Kerusakan oleh hama ini dapat menurunkan hasil baik kualitas maupun kuantitas. Gejala kerusakannya berupa jendela-jendela putih pada daun yang disebabkan aktivitas makan larva terutama larva instar III. Serangan yang berat dapat mengakibatkan tanaman kubis tidak dapat membentuk krop sehingga menyebabkan gagal panen (Sastrosiswojo & Setiawati 1993).

Pengendalian P. xylostella pada pertanaman kubis dapat dilakukan dengan berbagai cara. Pertama, secara kimiawi dengan menggunakan insektisida selektif dengan bahan aktif Bacillus thuringiensis seperti Dipel WP, Delfin F, dan Bactospeine WP. Kedua, cara kultur teknis yaitu dengan pergiliran tanaman atau tumpang sari, pengaturan waktu tanam serta tanaman perangkap. Ketiga, cara hayati dengan menggunakan musuh-musuh alami seperti Diadegma semiclausum dan Apanteles plutellae (Sastrosiswojo & Setiawati 1993).


Crocidolomia pavonana Zell. (Lepidoptera:Pyralidae). Selain kubis, hama ini juga dapat menyerang tanaman cruciferaceae lain seperti lobak, sawi dan selada air (Kalshoven 1981).

Imago C. pavonana umumnya meletakkan telur di bagian bawah daun atau bagian daun yang terlindungi. Telur berbentuk pipih dan diletakkan secara berkelompok menyerupai genteng rumah, melekat pada permukaan bawah daun. (Sastrosiswojo et al. 2000).

Larva terdiri dari lima instar dan biasanya berkelompok pada bagian bawah permukaan daun.

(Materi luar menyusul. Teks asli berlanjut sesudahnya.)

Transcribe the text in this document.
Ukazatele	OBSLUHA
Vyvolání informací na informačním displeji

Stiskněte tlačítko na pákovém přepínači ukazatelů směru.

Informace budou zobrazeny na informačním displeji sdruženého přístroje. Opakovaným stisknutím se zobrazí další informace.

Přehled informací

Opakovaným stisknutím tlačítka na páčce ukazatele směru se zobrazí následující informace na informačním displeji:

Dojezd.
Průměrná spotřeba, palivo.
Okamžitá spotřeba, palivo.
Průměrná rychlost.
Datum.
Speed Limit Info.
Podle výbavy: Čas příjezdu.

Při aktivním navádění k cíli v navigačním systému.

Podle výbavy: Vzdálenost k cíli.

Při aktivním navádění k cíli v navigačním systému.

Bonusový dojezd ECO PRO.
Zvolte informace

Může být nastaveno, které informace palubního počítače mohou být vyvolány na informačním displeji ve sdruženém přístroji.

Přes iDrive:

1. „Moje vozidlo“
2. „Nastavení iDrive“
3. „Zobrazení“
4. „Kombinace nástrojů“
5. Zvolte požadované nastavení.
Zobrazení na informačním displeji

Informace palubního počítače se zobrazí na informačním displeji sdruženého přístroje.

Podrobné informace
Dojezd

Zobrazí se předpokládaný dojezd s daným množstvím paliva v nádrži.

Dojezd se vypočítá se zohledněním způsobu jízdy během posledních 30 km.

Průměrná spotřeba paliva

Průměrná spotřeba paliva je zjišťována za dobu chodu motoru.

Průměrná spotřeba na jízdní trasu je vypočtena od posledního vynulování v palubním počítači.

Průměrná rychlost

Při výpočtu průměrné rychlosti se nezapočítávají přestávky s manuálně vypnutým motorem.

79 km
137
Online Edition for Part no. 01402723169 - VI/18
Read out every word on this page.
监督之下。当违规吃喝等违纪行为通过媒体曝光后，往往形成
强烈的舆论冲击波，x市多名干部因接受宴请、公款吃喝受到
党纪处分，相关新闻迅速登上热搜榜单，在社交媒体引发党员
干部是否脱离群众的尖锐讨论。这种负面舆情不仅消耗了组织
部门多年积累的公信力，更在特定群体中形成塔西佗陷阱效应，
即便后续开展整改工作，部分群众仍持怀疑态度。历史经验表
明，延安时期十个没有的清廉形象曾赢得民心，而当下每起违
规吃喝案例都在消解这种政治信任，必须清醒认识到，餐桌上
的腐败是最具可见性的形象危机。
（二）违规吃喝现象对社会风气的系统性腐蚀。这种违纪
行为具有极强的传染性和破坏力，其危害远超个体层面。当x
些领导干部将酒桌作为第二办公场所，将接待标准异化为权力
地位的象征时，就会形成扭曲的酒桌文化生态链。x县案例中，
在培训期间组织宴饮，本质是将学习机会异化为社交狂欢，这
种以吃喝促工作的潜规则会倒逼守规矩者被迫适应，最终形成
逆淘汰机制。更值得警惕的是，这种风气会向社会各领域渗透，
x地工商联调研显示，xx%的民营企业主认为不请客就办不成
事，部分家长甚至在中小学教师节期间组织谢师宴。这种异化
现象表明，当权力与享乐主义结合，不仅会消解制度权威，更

Larva instar terakhir memiliki ciri pada bagian dorsal berwarna hijau (Pracaya 1991). Di lapang larva biasanya menyerang tanaman yang sudah membentuk krop dan mengarah menuju titik tumbuh. Pupa terdapat dalam kokon yang terbuat dari butiran tanah dan berbentuk lonjong dengan stadium + 9 hari. Imago memiliki sayap depan dengan bintik putih dan sekumpulan sisik berwarna kecoklatan. Imago betina dapat hidup selama 16-24 hari (Kalshoven 1981). Pengendalian yang dapat dilakukan secara mekanis dengan mengumpulkan larva dengan tangan, bercocok tanam dengan sanitasi lapangan, rotasi tanaman, tumpang sari dengan tomat, jagung, dan daun bawang. Secara kimiawi dengan menggunakan insektisida selektif dengan bahan aktif Bacillus thuringiensis seperti Dipel WP, Bactospeine WP dan Florbac FC.